March 29th 4pm
panel
Nimrod Astarhan, Matt Siber, Sarah & Joseph Belknap
Three works relate to infrastructure in the Rod Slemmons archive through sensibility, affect, and speculation.
Sarah and Joseph Belknap envision lunar exploration as an act of surrender rather than conquest. Inspired by Neil Armstrong’s desire to “clean up” his footprints, their cyanotypes and sculptural collages reimagine a history where we approach the cosmos with contemplation rather than extraction.
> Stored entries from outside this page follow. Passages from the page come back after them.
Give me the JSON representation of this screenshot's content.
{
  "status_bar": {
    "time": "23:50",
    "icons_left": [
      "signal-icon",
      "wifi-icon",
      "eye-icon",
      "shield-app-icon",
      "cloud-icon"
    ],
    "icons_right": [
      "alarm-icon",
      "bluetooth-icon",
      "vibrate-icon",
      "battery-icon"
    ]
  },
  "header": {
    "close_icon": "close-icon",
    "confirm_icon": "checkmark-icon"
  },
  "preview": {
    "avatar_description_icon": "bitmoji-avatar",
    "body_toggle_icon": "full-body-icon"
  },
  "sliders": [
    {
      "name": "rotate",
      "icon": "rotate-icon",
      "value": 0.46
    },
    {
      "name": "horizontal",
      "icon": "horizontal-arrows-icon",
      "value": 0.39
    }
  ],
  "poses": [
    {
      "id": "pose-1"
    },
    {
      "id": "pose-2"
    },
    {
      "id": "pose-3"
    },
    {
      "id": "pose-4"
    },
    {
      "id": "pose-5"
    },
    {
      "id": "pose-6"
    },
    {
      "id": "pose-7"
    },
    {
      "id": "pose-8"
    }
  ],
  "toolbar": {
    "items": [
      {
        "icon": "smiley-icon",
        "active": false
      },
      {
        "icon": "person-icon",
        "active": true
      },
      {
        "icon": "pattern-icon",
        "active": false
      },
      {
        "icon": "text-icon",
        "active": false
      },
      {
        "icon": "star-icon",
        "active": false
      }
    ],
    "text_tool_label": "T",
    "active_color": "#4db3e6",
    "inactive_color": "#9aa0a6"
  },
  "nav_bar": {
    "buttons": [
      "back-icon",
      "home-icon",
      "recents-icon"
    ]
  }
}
Matthew Siber juxtaposes graphic silhouettes of logging machinery with portraits of ancient Chicago trees that witnessed the era depicted in Darius and Tabitha Kinsey’s archival photographs of extensive, technologically powered logging. His black-and-white imagery questions divergent human valuations—some trees preserved for urban aesthetics, others harvested for construction and energy.
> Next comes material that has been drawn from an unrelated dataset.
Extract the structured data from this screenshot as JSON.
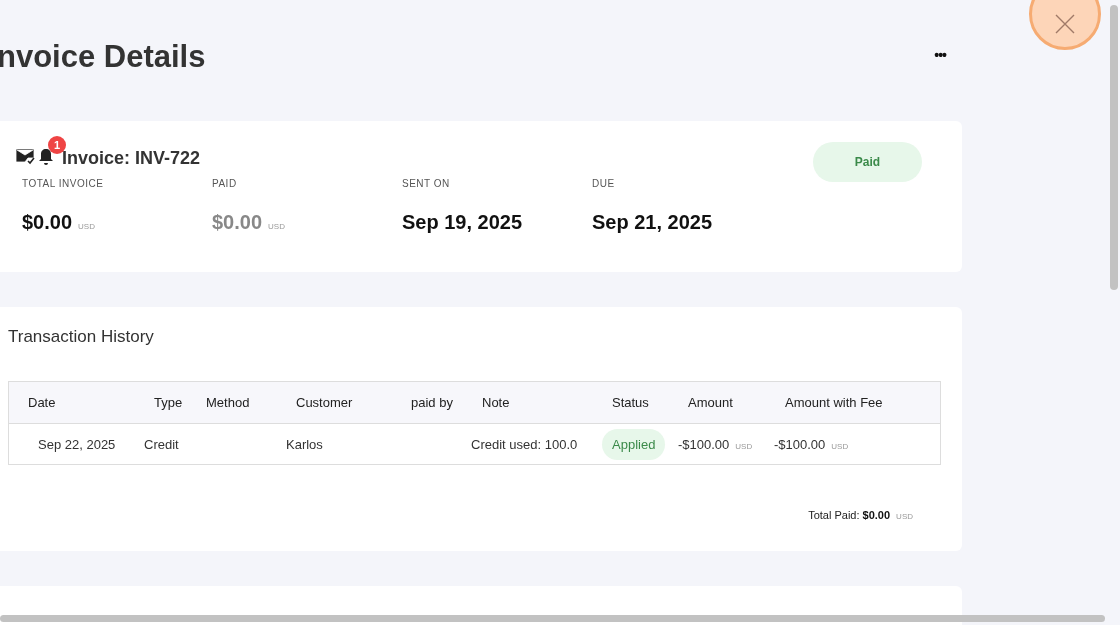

Nimrod Astarhan’s homemade copper solar panels power a system generating ever-shifting blueprint drawings informed by environmental shifts in energy. Their system-as-art is rooted in stochastic properties and ecological symbiosis, envisioning a rewilded computational paradigm.
Together, these artists propose new ways of sensing and relating to the built environment in modern times. Ones where infrastructure becomes not merely functional but a vessel for memory, imagination, and ecological reverence. Their works invite us to question dominant narratives of technological progress, instead offering alternative modes of engagement with our material world that envision more-than-living kinship. Through juxtaposition, translation, and intervention they draw critiques and propositions informed by material in the Slemmons archive—reimagining our relationship with the infrastructures and resources that shape and constrain our lived experience.